"Waldjunge" ist doch nicht vermisster Liam

Im September 2011 war in Berlin plötzlich ein unbekannter Junge aufgetaucht, der angeblich seit 5 Jahren mit seinem Vater durch Wälder wanderte und in Höhlen und Zelten übernachtete. Bis vor Kurzem war unklar, woher Ray wirklich stammte. Nach der Veröffentlichung von Fotos wurde der Junge in den Niederlanden erkannt. Auch die belgische Polizei überprüfte, ob es zwischen dem aufgetauchten "Waldjungen" und dem 1996 spurlos verschwundenen Liam vanden Branden aus Mechelen eine Verbindung gab.

Seit fast einem Jahr tappte die deutsche Polizei im Dunkeln: Woher stammte der Junge, der sich selbst "Ray“ nennt und angeblich 5 Jahre lang mit seinem Vater in Wäldern lebte?

Aus dem niederländischen Hengelo

Am Mittwoch stimmte der Unbekannte endlich zu, Bilder von ihm zu veröffentlichen. Nun konnten die Ermittlungen auf internationaler Ebene weitergeführt werden. Deshalb war auch die belgische Polizei aufmerksam geworden: War Ray vielleicht der 1996 spurlos verschwundene Liam vanden Branden aus Mechelen? Um diese Frage beantworten zu können, wurde von Liams Mutter eine DNA-Probe entnommen.

Jetzt wurde der Junge auf Fotos von Freunden aus Hengelo erkannt. Dort war er im letzten Jahr aufgrund persönlicher Probleme verschwunden.
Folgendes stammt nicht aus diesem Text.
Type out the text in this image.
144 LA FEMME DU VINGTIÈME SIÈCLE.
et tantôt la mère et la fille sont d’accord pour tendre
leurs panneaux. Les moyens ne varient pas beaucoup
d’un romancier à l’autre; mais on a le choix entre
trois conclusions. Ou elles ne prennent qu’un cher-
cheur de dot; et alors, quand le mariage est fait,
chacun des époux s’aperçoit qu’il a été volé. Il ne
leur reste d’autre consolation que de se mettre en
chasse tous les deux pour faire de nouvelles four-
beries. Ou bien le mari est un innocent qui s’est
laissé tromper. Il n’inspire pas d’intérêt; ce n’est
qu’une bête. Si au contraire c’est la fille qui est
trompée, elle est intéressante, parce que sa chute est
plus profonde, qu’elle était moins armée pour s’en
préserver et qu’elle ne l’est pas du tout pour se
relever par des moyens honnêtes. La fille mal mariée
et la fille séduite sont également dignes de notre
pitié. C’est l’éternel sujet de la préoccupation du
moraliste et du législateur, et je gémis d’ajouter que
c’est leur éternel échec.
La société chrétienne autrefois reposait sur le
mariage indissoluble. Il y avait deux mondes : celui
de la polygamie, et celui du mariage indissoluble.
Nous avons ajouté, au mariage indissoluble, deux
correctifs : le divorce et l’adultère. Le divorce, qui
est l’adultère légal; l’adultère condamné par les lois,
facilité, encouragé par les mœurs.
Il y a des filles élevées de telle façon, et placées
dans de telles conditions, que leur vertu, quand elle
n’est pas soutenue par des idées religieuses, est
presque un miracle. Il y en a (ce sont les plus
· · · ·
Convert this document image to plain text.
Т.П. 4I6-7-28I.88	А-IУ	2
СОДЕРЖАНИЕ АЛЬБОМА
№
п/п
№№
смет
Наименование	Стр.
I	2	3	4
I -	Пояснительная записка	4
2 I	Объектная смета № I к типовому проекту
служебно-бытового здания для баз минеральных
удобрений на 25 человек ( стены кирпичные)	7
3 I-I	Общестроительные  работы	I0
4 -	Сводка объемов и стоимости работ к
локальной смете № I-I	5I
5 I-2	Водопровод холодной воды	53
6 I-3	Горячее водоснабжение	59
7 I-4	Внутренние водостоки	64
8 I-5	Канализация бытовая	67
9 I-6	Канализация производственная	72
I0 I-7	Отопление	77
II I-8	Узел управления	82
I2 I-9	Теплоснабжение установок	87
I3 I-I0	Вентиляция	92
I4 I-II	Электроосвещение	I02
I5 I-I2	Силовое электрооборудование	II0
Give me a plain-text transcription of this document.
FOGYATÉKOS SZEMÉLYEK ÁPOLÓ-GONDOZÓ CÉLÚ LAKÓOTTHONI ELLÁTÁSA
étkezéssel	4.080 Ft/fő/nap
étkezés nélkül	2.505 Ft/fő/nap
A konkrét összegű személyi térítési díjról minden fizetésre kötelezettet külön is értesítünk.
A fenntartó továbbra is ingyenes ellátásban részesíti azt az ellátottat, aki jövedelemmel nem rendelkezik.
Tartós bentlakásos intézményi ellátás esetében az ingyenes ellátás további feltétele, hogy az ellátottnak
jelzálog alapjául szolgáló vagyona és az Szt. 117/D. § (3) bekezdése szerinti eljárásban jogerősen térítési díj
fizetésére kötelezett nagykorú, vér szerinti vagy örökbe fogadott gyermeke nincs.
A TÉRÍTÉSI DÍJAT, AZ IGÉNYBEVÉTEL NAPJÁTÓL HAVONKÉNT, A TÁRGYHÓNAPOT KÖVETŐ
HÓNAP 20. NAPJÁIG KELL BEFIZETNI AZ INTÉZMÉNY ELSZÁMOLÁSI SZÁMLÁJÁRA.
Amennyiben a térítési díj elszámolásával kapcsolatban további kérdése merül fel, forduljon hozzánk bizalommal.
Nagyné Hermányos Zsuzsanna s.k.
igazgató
Im September letzten Jahres meldete sich ein blonder, schlanker und gepflegt aussehender junger Mann im Roten Rathaus in Berlin. Zunächst sprach er Englisch und erklärte, dass er aus dem Wald käme. Seit 5 Jahren wandere und lebe er dort, nun sei sein Vater verstorben, den er schließlich im Wald unter Steinen begraben habe.

Die Polizei bezweifelte den Wahrheitsgehalt dieser Geschichte: Der Junge konnte weder erklären, durch welche Städte und Länder er gewandert sei, noch, wo er seinen Vater begraben habe. Außerdem war es verwunderlich, dass Ray bei seinem Auftauchen einen so gepflegten Eindruck gemacht hatte: Seine Kleidung als auch seine Fingernägel waren sauber.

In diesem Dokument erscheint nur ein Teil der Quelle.